Лей не ответил. Он подумал, что едва ли даже чуткий Рудольф до конца представляет себе, какую безумную боль он испытал там, на бетонном полу заводского цеха. Но… стерпел и еще стерпит… эту кару за Марго.
— Значит, предварительную беседу с Кеннеди проводим мы с тобой, — подытожил Гесс, — а после… Эй, кто там прячется, выходи! — весело обернулся он на укрытые в лунной тени кусты. — Детвора, наверное.
— Это мои, — усмехнулся Лей, всмотревшись. — Большие уже, а ведут себя…
На аллейке обозначились Робер и Элен; мальчик крепко держал сводную сестру за руку. Рудольф, кивнув им, попрощался с Леем и пошел к дому. Роберт собрался сделать детям замечание, но вдруг заметил на щеках дочери блестящие бороздки от слез.
— Что случилось? — ласково спросил он.
— Папа, я не могу ей объяснить, — начал Робер. — Она говорит, что так не должно быть… что неправильно любить лицемеров.
— А кого правильно любить? — улыбнулся дочери Лей.

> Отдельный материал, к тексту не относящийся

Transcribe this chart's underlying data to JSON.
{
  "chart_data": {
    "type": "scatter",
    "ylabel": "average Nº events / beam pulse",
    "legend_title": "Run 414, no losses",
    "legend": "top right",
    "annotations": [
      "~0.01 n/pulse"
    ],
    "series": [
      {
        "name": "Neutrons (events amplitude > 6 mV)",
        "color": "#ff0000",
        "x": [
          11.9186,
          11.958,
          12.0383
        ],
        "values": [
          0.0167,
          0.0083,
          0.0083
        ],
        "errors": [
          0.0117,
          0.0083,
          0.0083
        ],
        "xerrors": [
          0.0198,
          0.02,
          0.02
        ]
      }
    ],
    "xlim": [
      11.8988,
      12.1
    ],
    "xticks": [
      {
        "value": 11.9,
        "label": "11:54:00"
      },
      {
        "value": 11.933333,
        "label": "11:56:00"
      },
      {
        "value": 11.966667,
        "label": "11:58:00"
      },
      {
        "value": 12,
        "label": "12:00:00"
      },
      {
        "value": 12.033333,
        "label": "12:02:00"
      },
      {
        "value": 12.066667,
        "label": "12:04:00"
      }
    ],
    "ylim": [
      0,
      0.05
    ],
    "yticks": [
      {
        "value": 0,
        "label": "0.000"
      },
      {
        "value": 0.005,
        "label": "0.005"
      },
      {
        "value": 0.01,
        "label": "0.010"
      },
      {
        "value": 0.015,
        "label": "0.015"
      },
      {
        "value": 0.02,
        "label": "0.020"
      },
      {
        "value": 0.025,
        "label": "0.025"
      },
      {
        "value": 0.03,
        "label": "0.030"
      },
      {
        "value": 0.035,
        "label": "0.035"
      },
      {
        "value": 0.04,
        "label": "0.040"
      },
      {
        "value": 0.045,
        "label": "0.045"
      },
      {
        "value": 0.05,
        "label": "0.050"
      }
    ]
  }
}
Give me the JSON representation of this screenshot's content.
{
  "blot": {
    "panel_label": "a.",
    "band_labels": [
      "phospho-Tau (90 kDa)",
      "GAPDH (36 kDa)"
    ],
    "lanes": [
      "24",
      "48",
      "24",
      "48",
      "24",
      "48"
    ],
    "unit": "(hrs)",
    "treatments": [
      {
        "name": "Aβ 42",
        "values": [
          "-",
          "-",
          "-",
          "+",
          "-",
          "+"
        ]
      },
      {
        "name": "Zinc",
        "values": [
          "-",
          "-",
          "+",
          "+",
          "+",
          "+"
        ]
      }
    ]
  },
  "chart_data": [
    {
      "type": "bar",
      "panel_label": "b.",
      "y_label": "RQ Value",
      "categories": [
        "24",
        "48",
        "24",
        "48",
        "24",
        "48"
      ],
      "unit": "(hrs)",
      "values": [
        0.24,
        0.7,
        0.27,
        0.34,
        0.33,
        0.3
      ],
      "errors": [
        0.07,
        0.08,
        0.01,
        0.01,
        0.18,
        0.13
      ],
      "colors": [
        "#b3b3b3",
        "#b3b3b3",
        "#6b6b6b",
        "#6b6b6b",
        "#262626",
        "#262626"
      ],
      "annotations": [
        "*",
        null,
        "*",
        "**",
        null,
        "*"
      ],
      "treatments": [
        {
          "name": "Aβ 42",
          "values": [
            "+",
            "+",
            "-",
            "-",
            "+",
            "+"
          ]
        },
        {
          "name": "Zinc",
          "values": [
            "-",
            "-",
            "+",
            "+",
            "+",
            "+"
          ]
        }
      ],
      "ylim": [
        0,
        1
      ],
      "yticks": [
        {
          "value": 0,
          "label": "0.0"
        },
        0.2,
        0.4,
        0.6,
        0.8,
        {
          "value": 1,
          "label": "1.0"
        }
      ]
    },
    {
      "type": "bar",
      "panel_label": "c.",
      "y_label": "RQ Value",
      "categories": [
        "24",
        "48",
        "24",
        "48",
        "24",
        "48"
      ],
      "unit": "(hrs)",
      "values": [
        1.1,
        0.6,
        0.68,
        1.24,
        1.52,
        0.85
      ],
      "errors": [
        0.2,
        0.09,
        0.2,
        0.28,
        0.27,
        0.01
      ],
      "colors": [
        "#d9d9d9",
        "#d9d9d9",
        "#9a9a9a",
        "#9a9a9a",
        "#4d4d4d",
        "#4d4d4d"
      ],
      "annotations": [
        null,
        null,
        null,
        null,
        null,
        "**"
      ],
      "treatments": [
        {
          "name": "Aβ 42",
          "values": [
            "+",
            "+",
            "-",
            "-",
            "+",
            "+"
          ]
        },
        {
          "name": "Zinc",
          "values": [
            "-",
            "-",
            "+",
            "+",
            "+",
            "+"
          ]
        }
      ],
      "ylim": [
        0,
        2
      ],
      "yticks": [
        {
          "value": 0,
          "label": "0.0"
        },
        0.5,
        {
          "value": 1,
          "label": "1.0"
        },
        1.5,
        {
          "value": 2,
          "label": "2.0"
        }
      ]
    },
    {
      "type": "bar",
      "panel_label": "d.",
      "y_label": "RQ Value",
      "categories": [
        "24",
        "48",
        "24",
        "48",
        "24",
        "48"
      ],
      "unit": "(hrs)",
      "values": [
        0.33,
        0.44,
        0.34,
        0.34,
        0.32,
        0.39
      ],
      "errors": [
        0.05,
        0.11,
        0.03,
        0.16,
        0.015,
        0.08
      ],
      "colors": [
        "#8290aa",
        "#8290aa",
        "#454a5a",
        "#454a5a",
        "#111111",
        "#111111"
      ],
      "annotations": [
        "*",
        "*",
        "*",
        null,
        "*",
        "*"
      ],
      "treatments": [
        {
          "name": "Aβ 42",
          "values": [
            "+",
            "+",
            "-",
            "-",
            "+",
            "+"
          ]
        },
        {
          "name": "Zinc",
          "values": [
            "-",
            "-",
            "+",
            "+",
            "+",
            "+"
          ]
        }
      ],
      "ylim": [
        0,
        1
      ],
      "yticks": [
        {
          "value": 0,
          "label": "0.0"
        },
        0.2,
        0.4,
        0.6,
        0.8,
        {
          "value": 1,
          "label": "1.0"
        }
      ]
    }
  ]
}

— Вальтер же увидел, какая она, папа! — шагнула к нему Элен. — И все смеялись!
— Кроме него, детка, — напомнил отец. — Ты очень некрасиво поступила.
— А она — красиво? Лицемерка! Ханжа! Они в Гитлерюгенде все такие! Или тупые, или лгут! Она все время лжет! Она и ему лгать будет! Папа!!! — Всхлипнув, девочка вырвала руку и отвернулась.
— Что произошло? — тихо спросил Лей сына.
— Мы гуляли по парку и случайно увидели, как Вальтер и Мили… целуются.
Роберт едва не рассмеялся. Глупышка Ленхен! Замышляя свой демарш, она и не предполагала, что он только откроет Эмилии глаза на чувство к ней Вальтера.
Роберт позвал детей к себе и, усадив их по бокам, обнял за плечи. Ночь была тихая, теплая. Пахло лилиями и… сандалом. Откуда это?
Дочь сидела напряженная, вытянув шейку. Она даже не прижалась к отцу, как обычно делала, когда он обнимал ее; сын, напротив, придвигался все ближе. Роберт вдруг понял, откуда этот приятный тонкий запах: маленький парижанин пользовался какой-то туалетной водой, должно быть из новинок. Роберт вспомнил, какой любительницей новых духов была мать Робера, и, чуть повернув голову, взглянул на профиль сына. Ресницы кукольные, чуть вздернутый, лукавый носик, спиральки волос на висках… Полетт… «Все-таки твоя Полли», — так она подписала свое предсмертное письмо. И вот теперь сидит рядом ее воплощенье — тот же профиль, та же легкость в приятии жизни, даже запах… А ведь это создание когда-нибудь спросит, как и почему погибла его мать?